Big techs may disrupt European financial system, ECB warns
Planned cryptocurrencies issued by global tech giants like Facebook might disrupt the European financial system, a European Central Bank board member warned Friday.
“Big techs may pose considerable risks from an economic and social perspective and they may restrict, rather than expand, consumer choice,” said Fabio Panetta, who sits on the ECB’s executive board.
“While they could offer convenient and efficient payment solutions,” Panetta said, “they also risk endangering competition, privacy, financial stability and even monetary sovereignty.”
Pancetta’s warning came as the coronavirus pandemic accelerates a shift towards cashless and digital payments, which the ECB director believes is likely to persist once the health crisis is over.
Facebook has been looking into creating its own cryptocurrency — known as a stablecoin — called Libra, which it touts as a way to lower costs for consumers around the world, eliminating the high fees of cross-border transfers.
But the plan has caused controversy and worried global regulators who expressed concern of a privately-run currency.

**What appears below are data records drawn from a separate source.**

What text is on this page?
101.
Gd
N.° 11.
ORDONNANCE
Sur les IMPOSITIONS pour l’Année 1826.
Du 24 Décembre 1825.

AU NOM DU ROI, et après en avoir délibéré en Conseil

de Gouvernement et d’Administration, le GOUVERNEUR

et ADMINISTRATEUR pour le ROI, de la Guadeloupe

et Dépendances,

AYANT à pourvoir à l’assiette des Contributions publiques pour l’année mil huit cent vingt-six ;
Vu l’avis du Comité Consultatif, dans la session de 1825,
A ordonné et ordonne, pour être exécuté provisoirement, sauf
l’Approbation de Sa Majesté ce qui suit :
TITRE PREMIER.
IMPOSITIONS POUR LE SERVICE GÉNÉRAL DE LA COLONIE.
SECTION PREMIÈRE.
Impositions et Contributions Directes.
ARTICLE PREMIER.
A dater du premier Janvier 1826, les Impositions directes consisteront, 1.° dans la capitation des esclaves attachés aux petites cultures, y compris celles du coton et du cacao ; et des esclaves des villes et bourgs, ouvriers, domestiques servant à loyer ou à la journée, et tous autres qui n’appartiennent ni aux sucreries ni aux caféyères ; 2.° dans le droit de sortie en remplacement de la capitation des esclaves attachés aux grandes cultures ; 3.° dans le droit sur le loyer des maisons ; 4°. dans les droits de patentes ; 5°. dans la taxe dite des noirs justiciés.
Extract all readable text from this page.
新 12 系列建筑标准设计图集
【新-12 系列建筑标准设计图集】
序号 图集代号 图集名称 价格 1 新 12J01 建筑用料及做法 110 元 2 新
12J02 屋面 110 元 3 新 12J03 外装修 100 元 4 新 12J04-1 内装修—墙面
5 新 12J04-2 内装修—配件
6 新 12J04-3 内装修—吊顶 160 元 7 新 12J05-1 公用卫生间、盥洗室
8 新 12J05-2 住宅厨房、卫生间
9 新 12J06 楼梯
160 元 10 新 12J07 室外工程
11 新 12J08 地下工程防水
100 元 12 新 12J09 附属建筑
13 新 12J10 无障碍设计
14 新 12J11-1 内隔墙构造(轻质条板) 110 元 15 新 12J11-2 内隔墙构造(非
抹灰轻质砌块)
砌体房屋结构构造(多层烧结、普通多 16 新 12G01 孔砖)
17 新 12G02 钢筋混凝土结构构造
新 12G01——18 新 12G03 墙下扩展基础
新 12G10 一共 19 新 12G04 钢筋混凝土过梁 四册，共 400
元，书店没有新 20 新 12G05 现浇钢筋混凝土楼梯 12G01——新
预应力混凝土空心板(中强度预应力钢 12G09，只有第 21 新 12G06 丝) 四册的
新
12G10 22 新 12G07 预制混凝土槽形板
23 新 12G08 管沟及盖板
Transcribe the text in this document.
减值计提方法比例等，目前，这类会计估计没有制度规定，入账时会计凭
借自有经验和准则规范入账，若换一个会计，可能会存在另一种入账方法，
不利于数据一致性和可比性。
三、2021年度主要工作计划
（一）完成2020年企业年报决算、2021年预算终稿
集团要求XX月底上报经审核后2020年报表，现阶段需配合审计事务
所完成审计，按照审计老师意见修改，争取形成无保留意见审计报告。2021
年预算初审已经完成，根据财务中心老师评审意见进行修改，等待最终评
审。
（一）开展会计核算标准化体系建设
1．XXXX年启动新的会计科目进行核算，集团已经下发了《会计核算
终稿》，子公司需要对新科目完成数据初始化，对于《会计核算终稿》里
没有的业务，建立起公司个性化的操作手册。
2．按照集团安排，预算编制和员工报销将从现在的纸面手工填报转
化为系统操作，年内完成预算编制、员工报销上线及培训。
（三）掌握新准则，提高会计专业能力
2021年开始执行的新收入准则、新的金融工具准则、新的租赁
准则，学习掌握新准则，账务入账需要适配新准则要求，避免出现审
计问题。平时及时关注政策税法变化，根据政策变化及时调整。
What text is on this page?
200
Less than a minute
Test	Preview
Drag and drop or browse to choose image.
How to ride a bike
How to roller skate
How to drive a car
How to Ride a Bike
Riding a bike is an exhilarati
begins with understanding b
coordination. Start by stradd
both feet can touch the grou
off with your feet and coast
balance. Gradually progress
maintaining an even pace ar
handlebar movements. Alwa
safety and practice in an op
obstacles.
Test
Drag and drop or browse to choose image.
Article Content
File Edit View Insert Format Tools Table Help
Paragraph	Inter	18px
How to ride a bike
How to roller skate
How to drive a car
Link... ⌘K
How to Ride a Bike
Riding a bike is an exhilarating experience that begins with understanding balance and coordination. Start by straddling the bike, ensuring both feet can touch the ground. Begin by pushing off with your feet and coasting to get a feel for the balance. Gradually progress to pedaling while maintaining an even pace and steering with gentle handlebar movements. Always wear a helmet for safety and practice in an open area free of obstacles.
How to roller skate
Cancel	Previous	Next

Stablecoins could mean money is reduced to a “club good”, offered in return for membership fees to a platform, Panetta said.
Europe should also avoid dependence on foreign providers for cashless payments that would “harm competition”, he added.
The ECB is currently undergoing a public consultation on whether to adopt a digital currency.
Panetta has previously expressed support for a digital euro as a way of reinforcing financial sovereignty of the European Union.
In September, the European Commission unveiled plans to regulate cryptocurrencies, proposing rules that could limit the development of Libra and similar projects.
“No global asset-backed crypto-asset arrangement should begin operation in the EU until the legal, regulatory and oversight challenges and risks have been adequately identified and addressed,” they said.
The ECB “is the only one to be allowed to issue a currency,” French Finance Minister Bruno Le Maire previously said.